Scalabrini Centre outreach manager Sergio Carciotto said that, in 2012, about 200 foreigners had been killed. He said, however, that he suspected some of these incidents might be related to common crime, not only to xenophobia.
Carciotto said civil society organisations had implemented programmes, in an attempt to shift mindsets, but this only made for “a drop in the ocean”.
He said that the perception still existed, particularly among those living in poor communities, that immigrants and refugees were “out to take local jobs” and that there was “a threat of an invasion”.
“If you ask people, they give the same answers as five years ago,” he said. “And, of course, this is not the case.”
Fred Bidani, advocacy manager for the Agency for Refugee Education, Skills Training and Advocacy, said that while there had been a reduction in xenophobic attacks over the last few years this did not mean they had stopped.
He said that while organisations were trying to educate people about diversity, there was “no political will” on the part of the government.
Passop (People Against Suffering, Oppression and Poverty) founder Braam Hanekom blamed xenophobic violence on three factors – that the “mass deportation” of foreigners had recently resumed, trade unions and civil society organisations had not done enough to prevent looting of foreign-owned shops during protests, and there was a “growing narrative of anti-immigrant rhetoric among politicians”.
In February Husein himself experienced a housing protest that teetered on the edge of a violent outbreak.
Dunoon residents had been toyi-toying, threatening to attack foreigners should they not get houses.
Husein had packed up his family and goods, locked up his shop and lived with his brother in Joe Slovo for two weeks while things calmed down.
However, local shopkeeper Vuyani Vantjie said that while locals and foreign shop owners still had their differences, they were trying to understand one another. Both had been subject to robberies and crimes.

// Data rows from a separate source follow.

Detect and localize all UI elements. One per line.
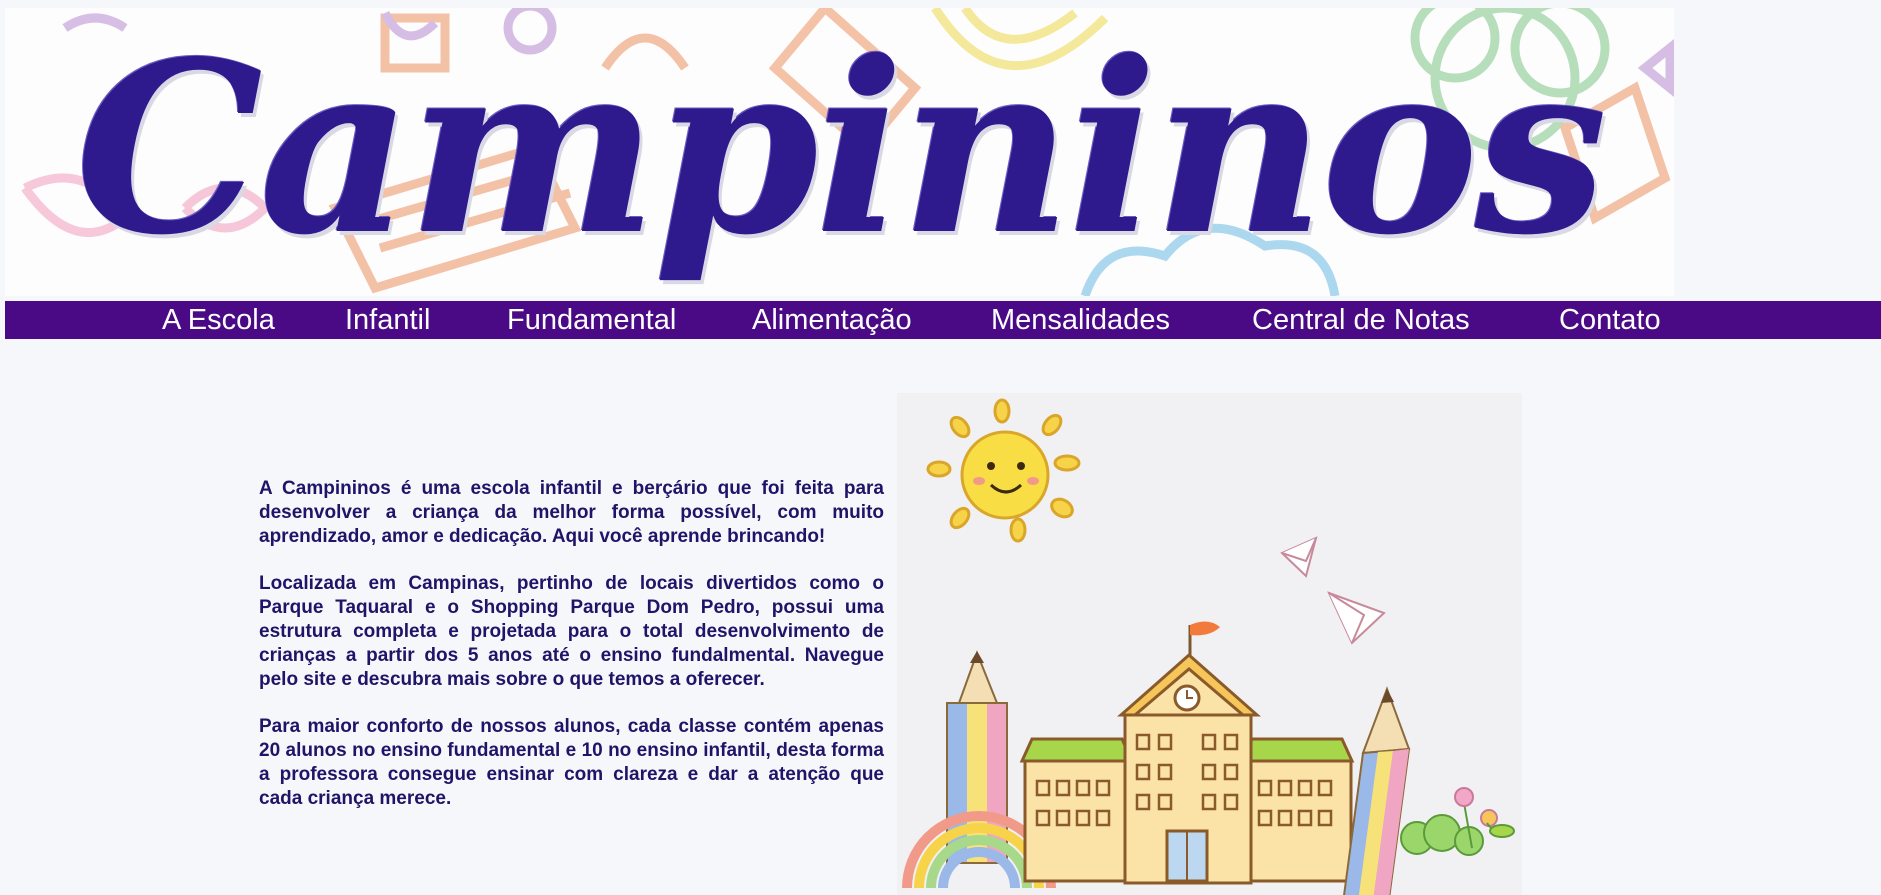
- header-banner: Campininos: [5, 8, 1674, 296]
- nav-mensalidades[interactable]: Mensalidades: [991, 301, 1170, 339]
- nav-infantil[interactable]: Infantil: [345, 301, 430, 339]
- location-paragraph: Localizada em Campinas, pertinho de loca…: [259, 573, 884, 690]
- intro-text: A Campininos é uma escola infantil e ber…: [259, 477, 884, 834]
- nav-fundamental[interactable]: Fundamental: [507, 301, 676, 339]
- nav-a-escola[interactable]: A Escola: [162, 301, 275, 339]
- paper-plane-icon: [1280, 536, 1386, 645]
- nav-central-de-notas[interactable]: Central de Notas: [1252, 301, 1470, 339]
- class-size-paragraph: Para maior conforto de nossos alunos, ca…: [259, 716, 884, 809]
- site-logo[interactable]: Campininos: [5, 8, 1674, 296]
- pencil-icon: [1343, 686, 1411, 895]
- main-nav: A Escola Infantil Fundamental Alimentaçã…: [5, 301, 1881, 339]
- sun-icon: [926, 398, 1081, 543]
- nav-alimentacao[interactable]: Alimentação: [752, 301, 912, 339]
- school-building-icon: [1019, 652, 1355, 885]
- nav-contato[interactable]: Contato: [1559, 301, 1661, 339]
- intro-paragraph: A Campininos é uma escola infantil e ber…: [259, 478, 884, 547]
- school-illustration: [897, 393, 1522, 895]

Their main contention, however, was prices. Vantjie said he suspected Somali shopkeepers banded together to get goods at lower prices, enabling them to sell them for cheaper.
“We are trying to accommodate the situation,” he said. “We can’t stick to xenophobia and fighting because they also really need the money. It’s how competition works.”
Dunoon ward councillor Lubabalo Makeleni said that while they needed government funding to hold regular meetings and workshops, they had held a few public meetings to iron out issues between local and foreign residents.
A committee had been established to represent foreigners; however, there was “no trust among themselves”, said Makeleni, and it was, therefore, “difficult to get the foreigners to speak with one voice”.
But community meetings have provided little comfort for Husein, who has been robbed at least five times.
During an incident last year, he was shot in the leg.
When he went to the police to report the incident, he said, they had told him to come back the next day. He didn’t bother.